Thanks for the tip! I won't be able to see it, but the link itself was very interesting. Those prints look iconic. To me the net result is that we now have an almost subconscious mental link between the subject matter and the look of the prints. By that I mean that, if we could somehow look at the 1960's and 70's in modern digital clarity, it wouldn't "look" the way those of us who grew up in that time now remember it.
I've always been interested in how photographs become the memory...
That would be cool to see, but me not in Chelsea, or near it. I do have a book of his images, certainly an interesting fellow and a good eye and look to his work.
Of course, in photography you don't see much more in person than in online copies or books, unlike paintings, where studying the brushstrokes or simply being present with the original work is a memorable connection. So, it's only a convenience to see them, arranged in a nice setting, if you happen to be in town.

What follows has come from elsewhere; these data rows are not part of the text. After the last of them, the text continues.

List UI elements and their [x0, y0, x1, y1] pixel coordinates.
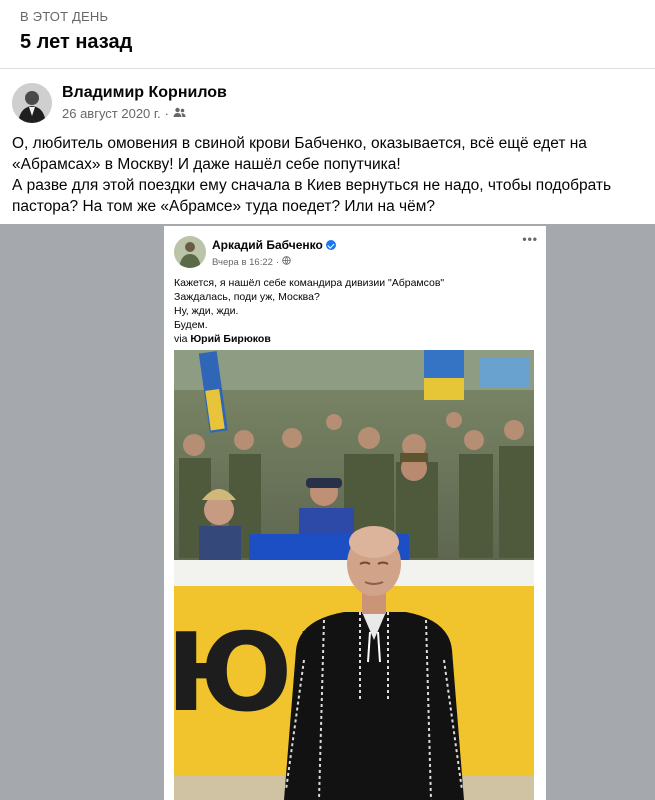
- shared-line: Заждалась, поди уж, Москва?: [174, 291, 320, 303]
- shared-author-name: Аркадий Бабченко: [212, 238, 323, 252]
- post-meta: 26 август 2020 г. ·: [62, 106, 186, 121]
- post-paragraph: О, любитель омовения в свиной крови Бабч…: [12, 135, 587, 173]
- verified-badge-icon: [325, 240, 336, 250]
- via-prefix: via: [174, 333, 191, 345]
- shared-photo: ЮЕ: [174, 350, 534, 800]
- via-name: Юрий Бирюков: [190, 333, 271, 345]
- shared-line: Будем.: [174, 319, 208, 331]
- shared-post-screenshot[interactable]: Аркадий Бабченко Вчера в 16:22 · ••• Каж…: [164, 226, 546, 800]
- memories-header: В ЭТОТ ДЕНЬ 5 лет назад: [0, 0, 655, 69]
- meta-separator: ·: [164, 106, 170, 121]
- shared-line: Ну, жди, жди.: [174, 305, 239, 317]
- shared-time: Вчера в 16:22: [212, 256, 273, 268]
- shared-text: Кажется, я нашёл себе командира дивизии …: [174, 276, 534, 346]
- post-paragraph: А разве для этой поездки ему сначала в К…: [12, 177, 612, 215]
- shared-author: Аркадий Бабченко: [212, 238, 336, 252]
- shared-via-line: via Юрий Бирюков: [174, 332, 534, 346]
- author-name[interactable]: Владимир Корнилов: [62, 84, 227, 102]
- post-text: О, любитель омовения в свиной крови Бабч…: [12, 133, 642, 217]
- author-avatar[interactable]: [12, 83, 52, 123]
- globe-icon: [282, 256, 291, 268]
- memories-eyebrow: В ЭТОТ ДЕНЬ: [20, 9, 109, 24]
- shared-author-avatar: [174, 236, 206, 268]
- post-date[interactable]: 26 август 2020 г.: [62, 106, 161, 121]
- shared-line: Кажется, я нашёл себе командира дивизии …: [174, 277, 445, 289]
- memories-title: 5 лет назад: [20, 31, 133, 53]
- friends-icon[interactable]: [173, 106, 186, 121]
- more-options-icon: •••: [522, 232, 538, 246]
- shared-meta: Вчера в 16:22 ·: [212, 256, 291, 268]
- shared-meta-separator: ·: [275, 256, 280, 268]
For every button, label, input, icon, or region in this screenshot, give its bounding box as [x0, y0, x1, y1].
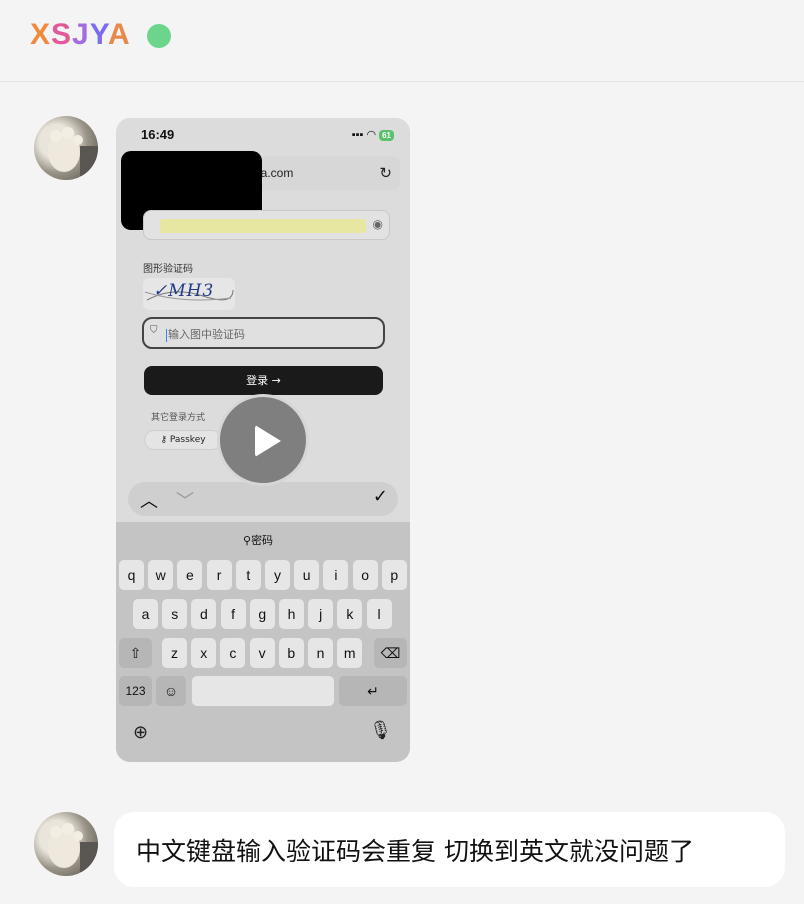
key-icon: ⚲: [243, 534, 252, 547]
backspace-icon: ⌫: [374, 638, 407, 668]
key-d: d: [191, 599, 217, 629]
brand-letter: X: [30, 18, 52, 51]
captcha-label: 图形验证码: [143, 264, 193, 275]
brand-letter: S: [51, 18, 73, 51]
shield-icon: ⛉: [150, 325, 158, 336]
key-v: v: [249, 638, 275, 668]
keyboard-suggestion-bar: ⚲密码: [116, 522, 410, 558]
text-caret: [166, 328, 167, 342]
captcha-text: ✓MH3: [153, 281, 215, 301]
key-f: f: [220, 599, 246, 629]
space-key: [192, 676, 334, 706]
key-m: m: [337, 638, 363, 668]
key-i: i: [323, 560, 349, 590]
key-c: c: [220, 638, 246, 668]
key-y: y: [265, 560, 290, 590]
avatar[interactable]: [34, 116, 98, 180]
phone-time: 16:49: [141, 127, 175, 142]
suggestion-text: 密码: [251, 534, 274, 547]
key-e: e: [177, 560, 203, 590]
play-icon: [255, 425, 281, 457]
text-message[interactable]: 中文键盘输入验证码会重复 切换到英文就没问题了: [114, 812, 785, 887]
key-k: k: [337, 599, 363, 629]
key-r: r: [206, 560, 232, 590]
key-a: a: [133, 599, 158, 629]
signal-wifi-icon: ▪▪▪ ◠ 61: [352, 128, 394, 141]
key-icon: ⚷: [160, 435, 170, 445]
password-suggestion: ⚲密码: [243, 532, 273, 548]
captcha-input: ⛉ 输入图中验证码: [142, 317, 385, 349]
video-message[interactable]: 16:49 ▪▪▪ ◠ 61 ga.com ↻ ◉ 图形验证码 ✓MH3 ⛉ 输入…: [116, 118, 410, 762]
brand-letter: J: [72, 18, 90, 51]
key-h: h: [279, 599, 304, 629]
captcha-placeholder: 输入图中验证码: [166, 326, 245, 342]
key-b: b: [278, 638, 304, 668]
brand-letter: A: [107, 18, 131, 51]
reload-icon: ↻: [379, 164, 392, 182]
key-s: s: [162, 599, 188, 629]
password-field: ◉: [143, 210, 390, 240]
shift-icon: ⇧: [119, 638, 152, 668]
key-l: l: [366, 599, 392, 629]
key-w: w: [148, 560, 174, 590]
numbers-key: 123: [119, 676, 152, 706]
key-p: p: [381, 560, 407, 590]
key-x: x: [191, 638, 217, 668]
battery-icon: 61: [379, 130, 394, 141]
autofill-highlight: [160, 219, 366, 233]
key-u: u: [294, 560, 320, 590]
placeholder-text: 输入图中验证码: [168, 328, 245, 341]
contact-name[interactable]: XSJYA: [30, 18, 131, 52]
chat-header: XSJYA: [0, 0, 804, 82]
passkey-label: Passkey: [169, 435, 206, 445]
other-login-label: 其它登录方式: [151, 413, 206, 423]
chevron-down-icon: ﹀: [176, 491, 194, 512]
key-g: g: [249, 599, 275, 629]
play-button[interactable]: [217, 394, 309, 486]
emoji-icon: ☺: [156, 676, 186, 706]
keyboard: ⚲密码 qwertyuiop asdfghjkl zxcvbnm 123 ☺ ↵ ⇧…: [116, 522, 410, 762]
brand-letter: Y: [89, 18, 108, 51]
eye-icon: ◉: [372, 217, 383, 231]
check-icon: ✓: [372, 486, 388, 507]
passkey-button: ⚷ Passkey: [144, 430, 222, 450]
online-status-icon: [147, 24, 171, 48]
key-q: q: [119, 560, 144, 590]
key-o: o: [352, 560, 378, 590]
chevron-up-icon: ︿: [140, 491, 158, 512]
avatar[interactable]: [34, 812, 98, 876]
key-j: j: [308, 599, 334, 629]
return-icon: ↵: [339, 676, 407, 706]
globe-icon: ⊕: [133, 722, 149, 743]
form-nav-toolbar: ︿ ﹀ ✓: [128, 482, 398, 516]
captcha-image: ✓MH3: [143, 278, 235, 310]
key-z: z: [162, 638, 187, 668]
message-text: 中文键盘输入验证码会重复 切换到英文就没问题了: [136, 837, 694, 866]
phone-status-bar: 16:49 ▪▪▪ ◠ 61: [116, 118, 410, 154]
key-n: n: [308, 638, 333, 668]
microphone-icon: 🎙: [369, 720, 392, 741]
key-t: t: [235, 560, 261, 590]
login-button: 登录 →: [144, 366, 383, 395]
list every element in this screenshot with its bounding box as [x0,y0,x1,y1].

What is interesting is the qualitly of the dye transfer printing. I had an acquaintance who was a dye transfer printer. Very odd man who lived in the city like a hermit who was completely dedicated to it. He hoarded the materials and continued to print well after Kodak stopped making them, but wandered the earth like the Ancient Mariner after they ran out.
It was so expensive to dye transfer print that I only remember seeing dye transfer prints in the lobbies of large corporations and art galleries in the '70s and '80s.